09.05.2014 - by Steve
Saigon 75 - Moose Jaw
Beef satay noodle salad
Saigon 75 is remarkable in that, while being a respectable quality, authentic Vietnamese restaurant in the downtown of a small western Canadian cow town, it is totally unremarkable. Somewhere in the 15th percentile of my list of interesting things about Canada is the sheer amount of Asian immigrants that live, not just in the metropolitan areas, but everywhere, and in turn, the amount of Vietnamese, Thai, Chinese, and sushi joints you see in every town you pass through. You even see signs on all the old downtown diners that they serve "Chinese and Canadian cuisine." In one such diner, on the main strip of downtown Moose Jaw is Saigon 75. Their noodle salad was as good as any you could get here in the Twin Cities. I'm sure you could find better in, like, Vietnam. But I'm impressed that, in a place like Moose Jaw, Alberta, of all places, you can rest assured that your Nước chấm cravings can always be satisfied. I'm also somewhat disturbed that, here in the most landlocked locations in all of North America, the sushi is plentiful.
08.23.2014 - by Steve
Local Public Eatery - Medicine Hat
Chicken sandwich
I hate this. I show up to the one 'cool' looking place in the externally-sprawling-internally-wilting-but-still-potentially-wonderful Alberta city of Medicine Hat, Local Public Eatery, sit down, look at the menu, and realize, "Oh, shit, this is a chain." This is yet another Canadian trend I noted in my time up there: the hip chain.

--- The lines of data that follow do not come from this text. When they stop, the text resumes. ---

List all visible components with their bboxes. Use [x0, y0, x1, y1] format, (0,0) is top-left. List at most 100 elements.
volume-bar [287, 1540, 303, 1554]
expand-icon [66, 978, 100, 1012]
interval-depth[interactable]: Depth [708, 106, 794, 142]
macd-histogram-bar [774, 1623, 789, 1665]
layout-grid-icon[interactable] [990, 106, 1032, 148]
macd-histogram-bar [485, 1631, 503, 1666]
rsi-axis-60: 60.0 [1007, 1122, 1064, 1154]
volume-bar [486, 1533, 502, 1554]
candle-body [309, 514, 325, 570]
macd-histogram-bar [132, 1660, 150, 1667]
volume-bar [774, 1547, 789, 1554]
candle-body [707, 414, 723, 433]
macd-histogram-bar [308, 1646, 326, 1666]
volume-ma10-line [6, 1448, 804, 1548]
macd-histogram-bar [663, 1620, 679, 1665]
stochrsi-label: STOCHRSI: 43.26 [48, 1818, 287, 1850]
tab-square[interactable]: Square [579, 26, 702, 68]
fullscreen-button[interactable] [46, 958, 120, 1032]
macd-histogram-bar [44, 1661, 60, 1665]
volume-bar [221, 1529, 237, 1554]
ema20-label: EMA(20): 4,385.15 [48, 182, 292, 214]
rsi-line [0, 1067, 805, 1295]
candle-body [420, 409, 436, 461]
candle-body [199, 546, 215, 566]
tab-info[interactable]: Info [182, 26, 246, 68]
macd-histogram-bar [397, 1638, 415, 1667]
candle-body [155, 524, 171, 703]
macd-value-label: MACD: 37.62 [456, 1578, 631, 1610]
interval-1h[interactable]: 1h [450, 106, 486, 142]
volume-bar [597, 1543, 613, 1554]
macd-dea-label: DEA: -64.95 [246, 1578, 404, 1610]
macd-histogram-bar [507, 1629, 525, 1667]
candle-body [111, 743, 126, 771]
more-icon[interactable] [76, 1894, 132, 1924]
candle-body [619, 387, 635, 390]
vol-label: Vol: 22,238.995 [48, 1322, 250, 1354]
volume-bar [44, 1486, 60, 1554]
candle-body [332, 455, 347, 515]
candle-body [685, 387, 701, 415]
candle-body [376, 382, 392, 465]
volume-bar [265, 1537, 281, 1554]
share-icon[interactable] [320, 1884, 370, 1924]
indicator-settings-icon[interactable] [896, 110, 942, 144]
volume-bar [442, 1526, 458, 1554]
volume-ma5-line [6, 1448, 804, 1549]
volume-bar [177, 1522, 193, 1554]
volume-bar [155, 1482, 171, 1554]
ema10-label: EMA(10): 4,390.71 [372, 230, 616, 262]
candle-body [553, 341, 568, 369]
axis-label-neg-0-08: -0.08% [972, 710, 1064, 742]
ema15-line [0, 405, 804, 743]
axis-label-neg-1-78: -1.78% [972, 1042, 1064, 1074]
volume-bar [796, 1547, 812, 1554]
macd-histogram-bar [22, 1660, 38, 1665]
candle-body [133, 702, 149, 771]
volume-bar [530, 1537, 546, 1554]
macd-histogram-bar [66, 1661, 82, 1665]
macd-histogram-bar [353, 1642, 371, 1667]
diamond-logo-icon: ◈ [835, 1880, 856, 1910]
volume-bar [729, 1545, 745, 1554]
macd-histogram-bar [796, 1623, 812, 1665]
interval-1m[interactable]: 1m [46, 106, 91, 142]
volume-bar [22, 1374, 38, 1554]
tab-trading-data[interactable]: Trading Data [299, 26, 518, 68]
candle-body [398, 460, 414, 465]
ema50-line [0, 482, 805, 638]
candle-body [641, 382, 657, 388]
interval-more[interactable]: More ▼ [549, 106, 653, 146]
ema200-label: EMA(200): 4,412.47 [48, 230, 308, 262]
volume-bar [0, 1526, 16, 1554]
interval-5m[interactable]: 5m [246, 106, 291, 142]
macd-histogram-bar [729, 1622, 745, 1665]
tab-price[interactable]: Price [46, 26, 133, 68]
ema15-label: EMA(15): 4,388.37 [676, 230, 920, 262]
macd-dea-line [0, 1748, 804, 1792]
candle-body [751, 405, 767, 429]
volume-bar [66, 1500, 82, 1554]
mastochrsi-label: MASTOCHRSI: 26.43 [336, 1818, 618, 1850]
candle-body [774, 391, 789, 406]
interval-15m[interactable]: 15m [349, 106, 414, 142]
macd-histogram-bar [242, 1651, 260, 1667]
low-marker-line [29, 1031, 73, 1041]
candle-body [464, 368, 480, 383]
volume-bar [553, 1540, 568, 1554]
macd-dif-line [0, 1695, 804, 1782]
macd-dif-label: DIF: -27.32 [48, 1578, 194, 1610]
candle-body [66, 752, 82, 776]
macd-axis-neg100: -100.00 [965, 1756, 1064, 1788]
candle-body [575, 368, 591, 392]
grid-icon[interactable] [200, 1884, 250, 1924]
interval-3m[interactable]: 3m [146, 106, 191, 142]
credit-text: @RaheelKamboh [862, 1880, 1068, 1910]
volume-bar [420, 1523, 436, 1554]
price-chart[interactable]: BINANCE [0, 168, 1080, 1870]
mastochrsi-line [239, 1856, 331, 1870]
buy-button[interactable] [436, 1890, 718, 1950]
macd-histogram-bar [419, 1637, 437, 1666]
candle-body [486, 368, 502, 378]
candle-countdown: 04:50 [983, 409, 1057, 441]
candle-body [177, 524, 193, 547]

There are a handful of these places. They only appear in the 'urbane' parts of cities, and only one per city, as not to appear like a fucking Chilis or something, and are decked out with the standard graphic accoutrements of your local gastropub and microbrewery. Pre-packaged foodie auteurism, I guess. The place is called "Local", for god's sake! It's all a lie! I should have noticed when every waitress in the entire place looked like a carbon copy of the same car show model. Actually, I should have noticed when I saw how someone had invested at least a million dollars into this restaurant in the middle of a downtown that was otherwise crumbling, while all the other money was being invested in big boxes out by the highway. So annoying. Great chicken sandwich though. The bun was "Portuguese."